Why do we stil have the missing values? Nothing happened?

Let's try it again:

In [None]:
# Change the null values with 'BLUE' in 'Colors Reported'
ufo3['Colors Reported'].fillna('BLUE', inplace=True)
ufo3[10:20]

### **3.2 Create a new column**

Let's create a new column with the combined City and State place names, called `place` with an empty string in every row. This isn't absolutely necessary when using proper Pandas methods but for the demonstration it will make it more straight forward.

In [None]:
ufo4 = ufo.copy()
ufo4['place']=''
ufo4

**Note**: By default, the new column is always added at the end

Before we combine the city and state, we need to check whether there are missing values in these two columns. From above, we know the `City` column has 26 rows with missing values and the `State` is complete. So we need to fill the `City` column before merging.

In [None]:
ufo4['City'].fillna('No city', inplace=True)

In [None]:
ufo4['place'] = ufo4['City'] + ', ' + ufo4['State']
ufo4

We can use a `for` loop to achieve the same result.

Before we apply any operations that take use of index, remember to check the valid index range to avoid any errors.

In [None]:
ufo4.index

In [None]:
ufo4['address']=''
ufo4

In [None]:
# Using a for loop to create each entry in turn

for i in ufo4.index:
    ufo4.iloc[i,6] = ufo4.iloc[i,0] + ', ' + ufo4.iloc[i,3]

In [None]:
ufo4


We have the same values in both `place` and `address`. But, which way is better?

### **3.3 Timing it**

The notebook's magic `%%timeit` will run the cell 1000 times and get the 3 quickest times. We can use it to record the time and then do the comparison.

In [None]:
ufo5 = ufo.copy()
ufo5['City'].fillna('No city', inplace=True)
ufo5

In [None]:
ufo5['place']=''
ufo5['address']=''
ufo5.head()

In [None]:
%%timeit

ufo5['place'] = ufo5['City'] + ', ' + ufo5['State']

In [None]:
%%timeit

for i in ufo5.index:
    ufo5.iloc[i,6] = ufo5.iloc[i,0] + ', ' + ufo5.iloc[i,3]

You can run the above codes many times, they may give different time, but using `for` loop is a much slower method.

**Note**: Pandas is based on numpy arrays, so try everything you can to aviod iterating over rows.

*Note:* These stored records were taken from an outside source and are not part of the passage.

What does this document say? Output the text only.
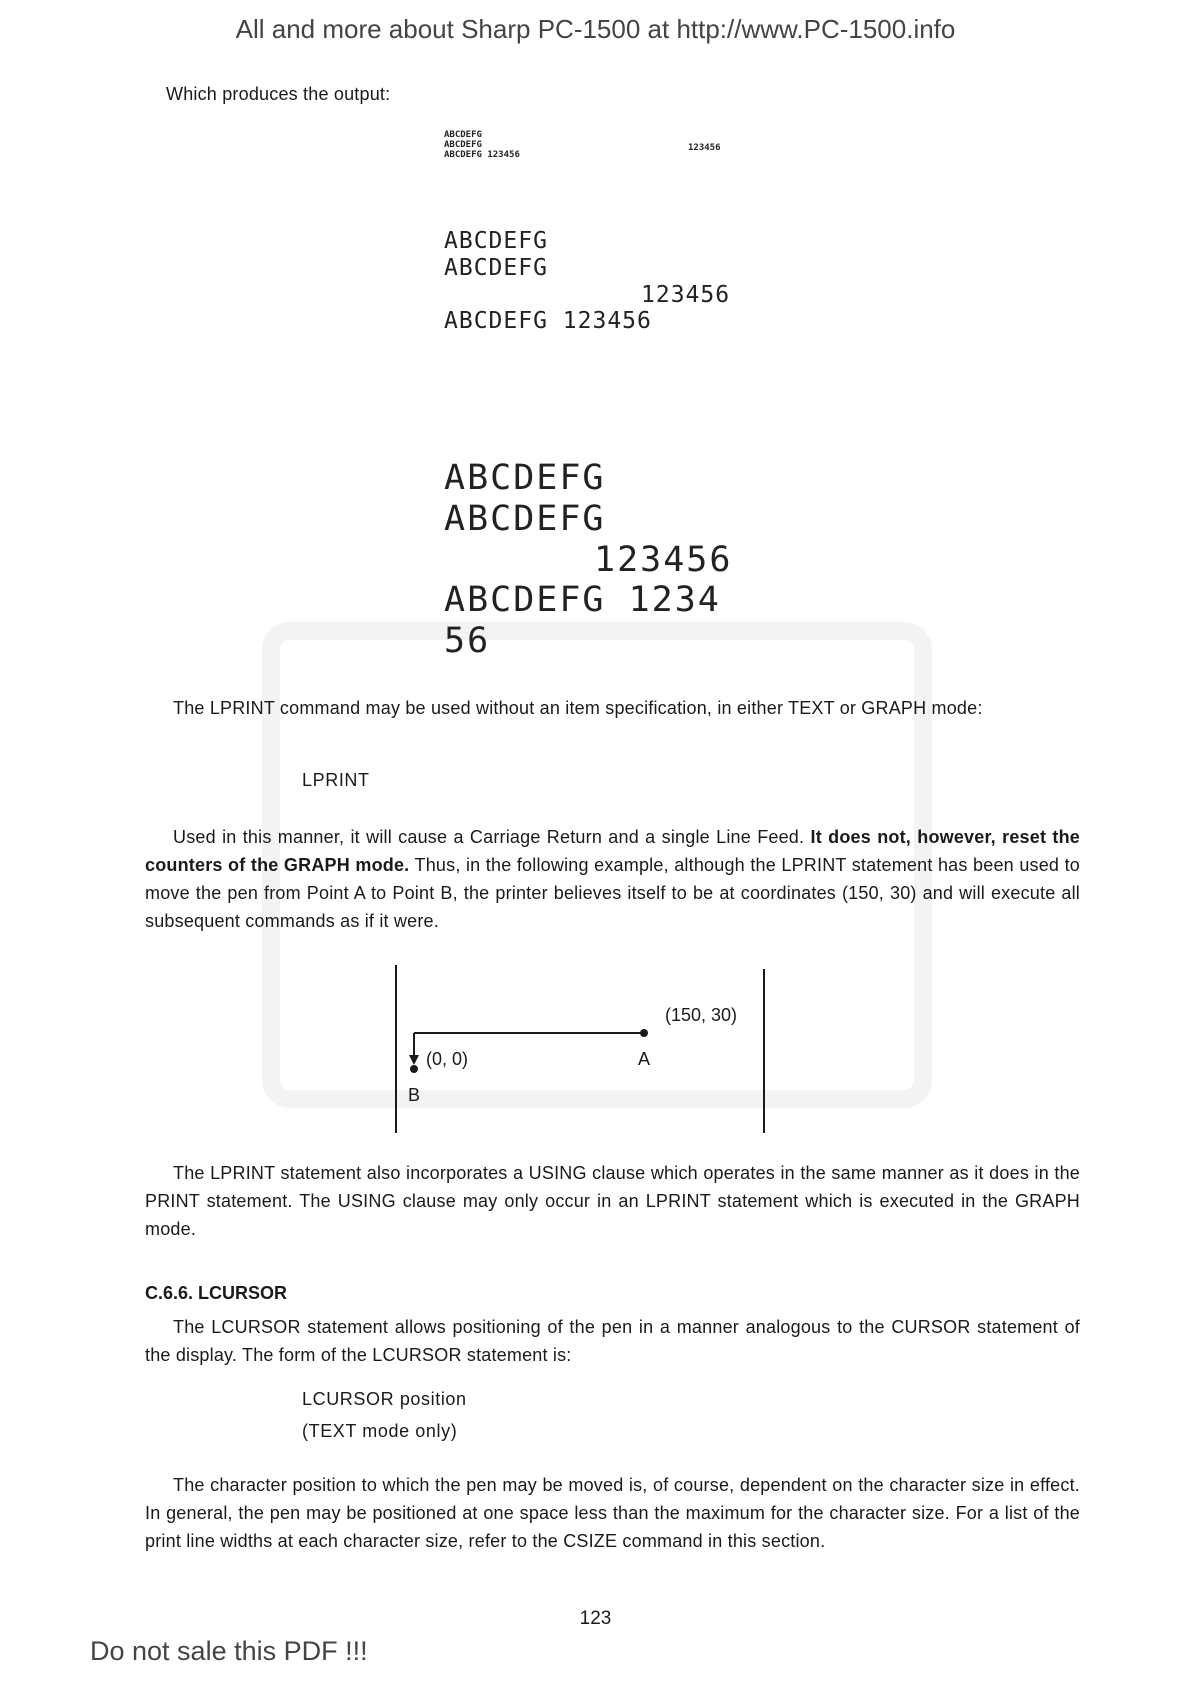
All and more about Sharp PC-1500 at http://www.PC-1500.info
Which produces the output:
ABCDEFG
ABCDEFG	123456
ABCDEFG 123456
ABCDEFG
ABCDEFG
123456
ABCDEFG 123456
ABCDEFG
ABCDEFG
123456
ABCDEFG 1234
56
The LPRINT command may be used without an item specification, in either TEXT or GRAPH mode:
LPRINT
Used in this manner, it will cause a Carriage Return and a single Line Feed. It does not, however, reset the counters of the GRAPH mode. Thus, in the following example, although the LPRINT statement has been used to move the pen from Point A to Point B, the printer believes itself to be at coordinates (150, 30) and will execute all subsequent commands as if it were.
(150, 30)
(0, 0)	A
B
The LPRINT statement also incorporates a USING clause which operates in the same manner as it does in the PRINT statement. The USING clause may only occur in an LPRINT statement which is executed in the GRAPH mode.
C.6.6. LCURSOR
The LCURSOR statement allows positioning of the pen in a manner analogous to the CURSOR statement of the display. The form of the LCURSOR statement is:
LCURSOR position
(TEXT mode only)
The character position to which the pen may be moved is, of course, dependent on the character size in effect. In general, the pen may be positioned at one space less than the maximum for the character size. For a list of the print line widths at each character size, refer to the CSIZE command in this section.
123
Do not sale this PDF !!!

### **3.4 Delete columns**

We only need to keep one column for merged place, we can easily drop one.

In [None]:
ufo5.drop(columns=['address'], inplace=True)
ufo5.head()



---



## **Task 2: Reproducing the data wrangling process**

Load an `Air Crashes` data, and try to answer the following questions:
1. Give a summary of the data, including size, attributes, data types
2. Does the dataset contain missing value? What are you going to deal with them?
3. Check if there are any columns can be merged together? Apply the merging operation.
4. Remove the column(s) that contains duplicated information after merging.
5. Find out a subset that records air crashes with survivors.

In [None]:
aircrash = pd.read_csv('/content/drive/Shareddrives/FIT5196_S1_2025/week2/AirCrashes.csv')
aircrash.head()